0.0.4.5 Using aria2c
For large downloads, the aria2c
program is a better choice because it offers multi-connection and parallel downloads that can reduce transfer times. For a simple file download, just provide the URL to the file:
aria2c <url>
For a large file, add the -x
option to use multiple connections to the file that will reduce the download time. For example, the following command opens 4 connections:
aria2c -x4 <url>
You can also specify a list of URLs in a file using the -i
option and then use the -j
option to specify the number of files to download in parallel. For example, given a file urls.txt that lists a URL to a file on each line, the following command will download 4 of these files concurrently:
aria2c -i urls.txt -j4
Enter man aria2c
or aria2c --help
for more information and to view all available options. For even more information, see the official aria2 documentation.
→ Cloud storage: rclone
0.0.4.6 Using rclone
For cloud storage, you can use the rclone
module to transfer files: module load rclone
. This requires some initial setup and configuration. For more information, see the guide for Transferring Files Using Rclone.
→ Code: git
0.0.4.7 Using git
Git is a source-code management program useful for version control and collaborative development. You can use git
commands to manage code repositories and push and pull changes to and from CARC systems. We recommend using a central remote repository at services like GitHub, GitLab, or BitBucket. You can develop code directly on CARC systems in a Git repository in one of your directories and use the remote repository to back up and sync changes. You can also develop code on your local computer as part of a Git repository, push changes to a remote repository, log in to CARC systems, and pull the changes to the corresponding repository located in one of your directories.
Enter man git
or git --help
for more information. For even more information, see the official Git documentation.
0.0.5 Verifying file integrity after transfers
Regardless of which command-line transfer tool you use, you may wish to ensure file integrity after file transfers. Some of the tools described above have built-in options to verify file integrity — check the tool’s documentation to confirm this and learn how to use the option. Alternatively, you can use SHA-256 checksums, for example, to verify that files were successfully copied.
To generate checksums at the source directory, the exact command to use will differ depending on the system. On Linux, the command is sha256sum
; on macOS, the command is shasum
; and on Windows, the command is Get-FileHash
. You may also be able to use GUI apps to generate checksums as well.

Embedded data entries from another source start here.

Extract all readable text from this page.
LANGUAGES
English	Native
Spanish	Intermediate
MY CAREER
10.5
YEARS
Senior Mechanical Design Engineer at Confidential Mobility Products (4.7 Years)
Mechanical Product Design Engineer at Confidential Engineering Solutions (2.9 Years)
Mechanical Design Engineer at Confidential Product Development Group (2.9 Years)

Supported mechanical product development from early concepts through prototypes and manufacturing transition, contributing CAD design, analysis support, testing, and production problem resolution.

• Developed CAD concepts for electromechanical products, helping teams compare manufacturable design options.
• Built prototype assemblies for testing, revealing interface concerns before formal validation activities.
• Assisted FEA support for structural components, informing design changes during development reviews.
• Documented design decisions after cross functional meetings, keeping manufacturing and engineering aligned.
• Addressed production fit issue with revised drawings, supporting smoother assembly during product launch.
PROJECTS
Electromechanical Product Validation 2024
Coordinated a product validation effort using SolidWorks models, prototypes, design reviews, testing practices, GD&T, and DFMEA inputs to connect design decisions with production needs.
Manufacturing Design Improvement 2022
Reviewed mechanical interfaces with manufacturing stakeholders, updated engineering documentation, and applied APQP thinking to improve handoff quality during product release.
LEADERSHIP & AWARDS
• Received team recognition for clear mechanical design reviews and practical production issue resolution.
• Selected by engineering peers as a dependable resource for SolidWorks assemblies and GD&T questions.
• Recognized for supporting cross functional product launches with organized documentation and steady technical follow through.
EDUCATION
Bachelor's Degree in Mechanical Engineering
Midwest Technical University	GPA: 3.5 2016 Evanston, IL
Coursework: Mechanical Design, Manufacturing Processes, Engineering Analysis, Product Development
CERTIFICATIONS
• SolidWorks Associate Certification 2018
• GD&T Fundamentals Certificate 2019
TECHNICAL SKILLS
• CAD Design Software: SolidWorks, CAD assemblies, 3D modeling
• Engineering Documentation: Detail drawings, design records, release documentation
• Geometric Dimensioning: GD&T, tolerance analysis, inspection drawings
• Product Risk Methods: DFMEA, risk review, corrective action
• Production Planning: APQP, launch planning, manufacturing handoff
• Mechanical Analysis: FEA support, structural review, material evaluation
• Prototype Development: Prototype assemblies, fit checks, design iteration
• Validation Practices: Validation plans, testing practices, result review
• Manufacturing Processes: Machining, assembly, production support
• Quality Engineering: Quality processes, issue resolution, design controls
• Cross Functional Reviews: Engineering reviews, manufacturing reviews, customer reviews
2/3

Using Linux as an example, in the source directory enter a command similar to the following:
find . -type f -exec sha256sum '{}' \; > sha256sum.txt
This will generate the file sha256sum.txt
. Copy this file to the destination directory where files were transferred, and then from that directory enter:
sha256sum -c sha256sum.txt
This compares the file checksums from the source with the file checksums in the destination and prints the results. The transfer was successful if all of the checksums match, as indicated by an OK
status. Note that the sha256sum.txt
file itself will fail because it was not originally present in the source directory.